Ho fatto questa domanda a Plan B. E questa è stata la sua risposta “in questo momento fondi istituzionali non investono in Bitcoin perché non capiscono questo asset, ed investono solo in asset che conoscono e che hanno un track record. Per quello ci vorrà molto tempo. Gli CIO (Chief Investment Officers) seguono la narrativa dei media che vede Bitcoin come un mezzo criminale di riciclaggio. Quants e Hedge Funds capiscono meglio questo asset e investono beneficiando della sua volatilità. Il mondo istituzionale non è pronto”. Nel frattempo, importanti istituzioni che sono in giro da parecchi decenni hanno accolto Bitcoin. Il Chicago Mercantile Exchange (CME) ha creato un contratto futures mentre la Intercontinental Exchange (ICE) e New York Stock Exchange (NYSE) hanno creato Bakkt. Questo è di sicuro un passo positivo per Bitcoin, ma va anche detto che queste tre entità sono degli exchange, degli intermediari. Il loro guadagno viene quando c’è volatilità perché i trader investono di più. E Bitcoin è molto volatile.
Conclusione
Il market cap di Bitcoin è andato da 0 a 170 miliardi di dollari in circa dieci anni. La scalata cosi’ veloce di Bitcoin e di altre crypto è dovuta anche al fatto che il tasso di adozione delle nuove tecnologie è notevolmente aumentato rispetto al passato. Il telefono prima di entrare in tutte le case d’America ci mise 35 anni. L’ internet ce ne ha messi 13. Oggi, grazie agli smartphone, stiamo ripensando a come effettuiamo pagamenti, basti pensare a Venmo. Negli Stati Uniti è molto difficile trovare un Millennial che non utilizza questa app.
Quando parliamo di Bitcoin, vi sono diverse incognite. Innanzitutto il problema legale e di salvaguardia del consumatore. Oggi i conti degli americani sono (fino ad un certo punto) assicurati. Non e’ lo stesso per i possessori di Bitcoin – il protocollo non lo prevede. Queste incognite rendono (per ora) questo asset non disponibile per gli investitori istituzionali, e per diventare un vero financial asset, ci vuole più chiarezza da questo punto di vista.

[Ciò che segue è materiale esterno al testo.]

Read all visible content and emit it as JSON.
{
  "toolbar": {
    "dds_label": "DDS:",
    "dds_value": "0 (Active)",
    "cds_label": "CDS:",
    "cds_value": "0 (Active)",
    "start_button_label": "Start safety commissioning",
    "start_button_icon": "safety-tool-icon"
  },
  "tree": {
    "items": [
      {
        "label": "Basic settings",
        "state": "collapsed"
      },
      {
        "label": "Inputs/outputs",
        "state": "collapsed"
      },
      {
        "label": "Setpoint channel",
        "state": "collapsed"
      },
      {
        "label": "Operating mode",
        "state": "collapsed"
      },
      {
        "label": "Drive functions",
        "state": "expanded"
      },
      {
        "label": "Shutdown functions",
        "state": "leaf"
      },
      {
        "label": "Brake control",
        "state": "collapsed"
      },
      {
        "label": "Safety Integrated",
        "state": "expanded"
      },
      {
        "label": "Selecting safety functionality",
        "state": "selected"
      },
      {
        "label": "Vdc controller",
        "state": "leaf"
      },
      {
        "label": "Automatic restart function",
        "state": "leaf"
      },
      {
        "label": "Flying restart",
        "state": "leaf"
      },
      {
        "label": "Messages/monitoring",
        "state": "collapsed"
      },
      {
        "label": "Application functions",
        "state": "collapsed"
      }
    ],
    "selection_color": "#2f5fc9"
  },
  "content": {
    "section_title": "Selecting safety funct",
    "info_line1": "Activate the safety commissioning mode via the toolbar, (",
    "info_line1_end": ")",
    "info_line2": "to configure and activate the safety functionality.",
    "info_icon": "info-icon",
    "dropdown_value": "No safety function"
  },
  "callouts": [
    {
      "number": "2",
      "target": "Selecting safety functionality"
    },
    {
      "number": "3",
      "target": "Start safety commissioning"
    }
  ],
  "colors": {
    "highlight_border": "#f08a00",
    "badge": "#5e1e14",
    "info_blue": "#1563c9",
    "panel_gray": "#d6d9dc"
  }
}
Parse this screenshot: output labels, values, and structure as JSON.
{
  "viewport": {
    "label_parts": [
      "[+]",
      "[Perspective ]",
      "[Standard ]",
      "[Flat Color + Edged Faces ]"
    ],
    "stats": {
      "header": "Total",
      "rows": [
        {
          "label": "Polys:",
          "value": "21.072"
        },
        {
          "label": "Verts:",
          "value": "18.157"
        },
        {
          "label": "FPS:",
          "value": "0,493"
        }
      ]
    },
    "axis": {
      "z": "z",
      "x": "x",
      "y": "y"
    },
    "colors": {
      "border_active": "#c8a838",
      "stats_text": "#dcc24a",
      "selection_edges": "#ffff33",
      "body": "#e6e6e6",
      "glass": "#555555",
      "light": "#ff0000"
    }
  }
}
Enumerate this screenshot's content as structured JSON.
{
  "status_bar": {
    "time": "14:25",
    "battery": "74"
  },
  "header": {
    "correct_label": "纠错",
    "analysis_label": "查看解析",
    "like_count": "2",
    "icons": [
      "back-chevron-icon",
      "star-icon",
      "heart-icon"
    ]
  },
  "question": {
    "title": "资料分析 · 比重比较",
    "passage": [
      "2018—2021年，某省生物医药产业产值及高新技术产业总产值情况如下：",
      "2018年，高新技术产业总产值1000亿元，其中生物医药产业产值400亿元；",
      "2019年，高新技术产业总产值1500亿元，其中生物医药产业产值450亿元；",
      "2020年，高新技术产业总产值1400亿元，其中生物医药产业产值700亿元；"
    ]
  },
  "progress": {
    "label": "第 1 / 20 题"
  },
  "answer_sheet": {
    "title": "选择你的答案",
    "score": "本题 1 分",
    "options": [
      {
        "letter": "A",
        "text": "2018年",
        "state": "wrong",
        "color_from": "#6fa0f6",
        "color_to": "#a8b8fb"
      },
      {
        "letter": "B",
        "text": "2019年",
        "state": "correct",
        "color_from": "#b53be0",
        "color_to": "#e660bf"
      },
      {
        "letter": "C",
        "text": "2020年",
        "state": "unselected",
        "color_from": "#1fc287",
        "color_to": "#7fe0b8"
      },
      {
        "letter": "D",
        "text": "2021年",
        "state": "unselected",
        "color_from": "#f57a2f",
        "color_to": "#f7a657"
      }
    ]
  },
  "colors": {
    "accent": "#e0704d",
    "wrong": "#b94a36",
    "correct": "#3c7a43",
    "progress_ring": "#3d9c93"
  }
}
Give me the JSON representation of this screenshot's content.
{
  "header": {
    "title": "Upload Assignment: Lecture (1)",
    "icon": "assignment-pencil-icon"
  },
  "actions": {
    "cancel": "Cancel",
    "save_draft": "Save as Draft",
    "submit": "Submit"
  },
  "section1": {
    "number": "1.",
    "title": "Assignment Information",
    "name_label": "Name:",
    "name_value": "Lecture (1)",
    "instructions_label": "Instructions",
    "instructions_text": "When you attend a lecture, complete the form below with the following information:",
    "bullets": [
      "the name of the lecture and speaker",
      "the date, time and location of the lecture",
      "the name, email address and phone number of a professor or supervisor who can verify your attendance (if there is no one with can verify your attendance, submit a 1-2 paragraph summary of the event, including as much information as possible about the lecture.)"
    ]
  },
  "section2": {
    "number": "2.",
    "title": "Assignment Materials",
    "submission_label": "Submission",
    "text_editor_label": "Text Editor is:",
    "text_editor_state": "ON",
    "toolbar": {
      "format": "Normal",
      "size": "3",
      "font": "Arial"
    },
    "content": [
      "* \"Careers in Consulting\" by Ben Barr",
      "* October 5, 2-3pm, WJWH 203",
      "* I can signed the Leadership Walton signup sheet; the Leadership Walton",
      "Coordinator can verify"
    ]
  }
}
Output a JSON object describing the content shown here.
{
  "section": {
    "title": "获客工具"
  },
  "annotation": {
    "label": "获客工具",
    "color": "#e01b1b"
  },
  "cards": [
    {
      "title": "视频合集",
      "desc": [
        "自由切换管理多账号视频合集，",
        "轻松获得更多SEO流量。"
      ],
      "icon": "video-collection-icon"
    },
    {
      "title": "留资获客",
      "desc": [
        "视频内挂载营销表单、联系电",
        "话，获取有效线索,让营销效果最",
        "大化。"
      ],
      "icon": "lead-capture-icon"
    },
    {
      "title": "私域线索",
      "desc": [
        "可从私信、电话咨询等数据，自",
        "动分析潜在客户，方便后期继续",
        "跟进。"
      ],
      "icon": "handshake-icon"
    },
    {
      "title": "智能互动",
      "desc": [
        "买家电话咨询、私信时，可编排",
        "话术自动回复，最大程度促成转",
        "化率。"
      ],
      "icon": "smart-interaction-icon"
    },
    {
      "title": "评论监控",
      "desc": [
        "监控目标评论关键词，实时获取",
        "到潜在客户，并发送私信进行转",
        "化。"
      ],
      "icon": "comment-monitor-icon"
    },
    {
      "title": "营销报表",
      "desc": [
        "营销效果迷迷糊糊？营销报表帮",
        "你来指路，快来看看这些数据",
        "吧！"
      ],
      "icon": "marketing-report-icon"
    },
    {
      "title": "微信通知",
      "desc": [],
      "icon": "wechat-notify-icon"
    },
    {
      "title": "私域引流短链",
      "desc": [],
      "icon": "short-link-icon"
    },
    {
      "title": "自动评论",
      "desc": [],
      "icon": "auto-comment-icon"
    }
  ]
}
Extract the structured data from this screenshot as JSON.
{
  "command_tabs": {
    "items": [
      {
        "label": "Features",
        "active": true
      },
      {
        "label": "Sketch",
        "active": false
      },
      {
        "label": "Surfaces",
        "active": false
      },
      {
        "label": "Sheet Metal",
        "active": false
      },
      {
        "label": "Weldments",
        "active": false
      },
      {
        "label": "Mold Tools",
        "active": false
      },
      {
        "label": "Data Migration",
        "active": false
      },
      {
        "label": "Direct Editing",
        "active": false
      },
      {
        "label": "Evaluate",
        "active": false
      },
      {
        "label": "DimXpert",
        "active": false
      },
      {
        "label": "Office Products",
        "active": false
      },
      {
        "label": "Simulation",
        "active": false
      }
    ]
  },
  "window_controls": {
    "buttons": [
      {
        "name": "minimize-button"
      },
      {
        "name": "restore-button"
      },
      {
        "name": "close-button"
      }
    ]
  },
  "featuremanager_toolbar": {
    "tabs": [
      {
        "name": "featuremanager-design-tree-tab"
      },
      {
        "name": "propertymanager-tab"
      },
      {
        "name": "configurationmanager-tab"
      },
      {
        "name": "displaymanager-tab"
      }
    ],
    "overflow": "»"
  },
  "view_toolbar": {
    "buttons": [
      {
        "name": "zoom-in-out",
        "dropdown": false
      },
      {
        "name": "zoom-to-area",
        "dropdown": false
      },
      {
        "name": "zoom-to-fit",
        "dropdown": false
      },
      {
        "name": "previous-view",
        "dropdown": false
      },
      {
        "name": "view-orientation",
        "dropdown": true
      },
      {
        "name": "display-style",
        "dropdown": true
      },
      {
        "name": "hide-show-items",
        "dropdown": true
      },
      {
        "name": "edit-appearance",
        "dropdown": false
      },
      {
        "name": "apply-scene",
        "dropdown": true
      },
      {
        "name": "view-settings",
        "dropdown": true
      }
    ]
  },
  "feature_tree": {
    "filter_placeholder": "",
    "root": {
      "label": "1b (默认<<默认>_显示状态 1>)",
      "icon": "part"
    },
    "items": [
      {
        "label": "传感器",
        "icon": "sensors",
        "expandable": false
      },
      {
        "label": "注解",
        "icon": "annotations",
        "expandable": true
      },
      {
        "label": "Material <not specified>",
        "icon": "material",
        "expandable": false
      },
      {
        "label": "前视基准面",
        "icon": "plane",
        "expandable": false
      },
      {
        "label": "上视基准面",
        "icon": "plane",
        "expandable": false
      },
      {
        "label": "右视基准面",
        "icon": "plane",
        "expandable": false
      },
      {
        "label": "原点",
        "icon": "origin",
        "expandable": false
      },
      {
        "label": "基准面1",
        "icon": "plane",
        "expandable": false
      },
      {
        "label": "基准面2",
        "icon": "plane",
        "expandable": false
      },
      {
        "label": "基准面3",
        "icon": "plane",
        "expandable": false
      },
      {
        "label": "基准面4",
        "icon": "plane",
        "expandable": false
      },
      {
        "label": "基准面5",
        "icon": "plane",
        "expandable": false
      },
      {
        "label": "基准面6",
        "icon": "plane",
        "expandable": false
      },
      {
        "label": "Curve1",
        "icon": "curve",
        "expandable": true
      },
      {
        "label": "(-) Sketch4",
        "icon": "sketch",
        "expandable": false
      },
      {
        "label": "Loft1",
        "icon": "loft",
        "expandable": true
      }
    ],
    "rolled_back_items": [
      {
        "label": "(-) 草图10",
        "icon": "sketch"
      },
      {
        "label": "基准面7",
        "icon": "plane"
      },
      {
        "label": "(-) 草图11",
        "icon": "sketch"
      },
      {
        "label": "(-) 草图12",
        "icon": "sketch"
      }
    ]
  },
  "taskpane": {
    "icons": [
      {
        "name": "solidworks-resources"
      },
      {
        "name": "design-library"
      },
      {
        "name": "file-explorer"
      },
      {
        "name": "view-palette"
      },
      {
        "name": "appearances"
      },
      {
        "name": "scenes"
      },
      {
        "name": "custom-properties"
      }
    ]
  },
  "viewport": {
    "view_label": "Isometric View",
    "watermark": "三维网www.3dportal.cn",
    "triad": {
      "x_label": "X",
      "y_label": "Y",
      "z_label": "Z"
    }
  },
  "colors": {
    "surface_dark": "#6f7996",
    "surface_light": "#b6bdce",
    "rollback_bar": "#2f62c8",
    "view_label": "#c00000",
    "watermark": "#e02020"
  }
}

Nel frattempo, la Federal Reserve è in netto ritardo. Con FedNow l’obiettivo è quello di creare un sistema più veloce ed economico per il risparmiatore. Il progetto di Libra continuerà a svilupparsi, ma completamente regolamentato e garantito dal dollaro. Dopo le violazioni della privacy nell’ultima campagna elettorale, Zuckerberg non può permettersi un nuovo affronto ai regolatori.
Il concetto del denaro continuerà a cambiare molto velocemente. Questo e’ soprattutto merito di Bitcoin. Le banche centrali l’hanno capito e stanno cercando di rimediare. Per quanto riguarda Bitcoin sembra arrivato il test di maturità. Una regolamentazione e’ imminente, come ci ha spiegato Plan B difficilmente verra’ vietato, ma una struttura legale e regolamentazione sono inevitabili. Senza questo sistema, non sarà possibile l’entrata di fondi istituzionali, che storicamente hanno bisogno di queste salvaguardie. Bitcoin rappresenta l’anti establishment. A questo punto, bisogna capire se e’ possibile che la sua ascesa continui senza alcuna mediazione con i regolatori.
I problemi attorno alla creazione di un nuovo sistema di pagamento sono complicati e al di fuori della mia sfera di esperienza. Da investitore ho beneficiato della volatilità di Bitcoin. Fino ad oggi, il protocollo mi piace, l’innovazione era necessaria. Il sistema bancario e monetario sono ormai antiquati. Il White Paper è stata la scintilla che ha innescato questo cambiamento. Seguendo gli articoli di Plan B, sono curioso di vedere quale sarà la fase 5. All bets are still on.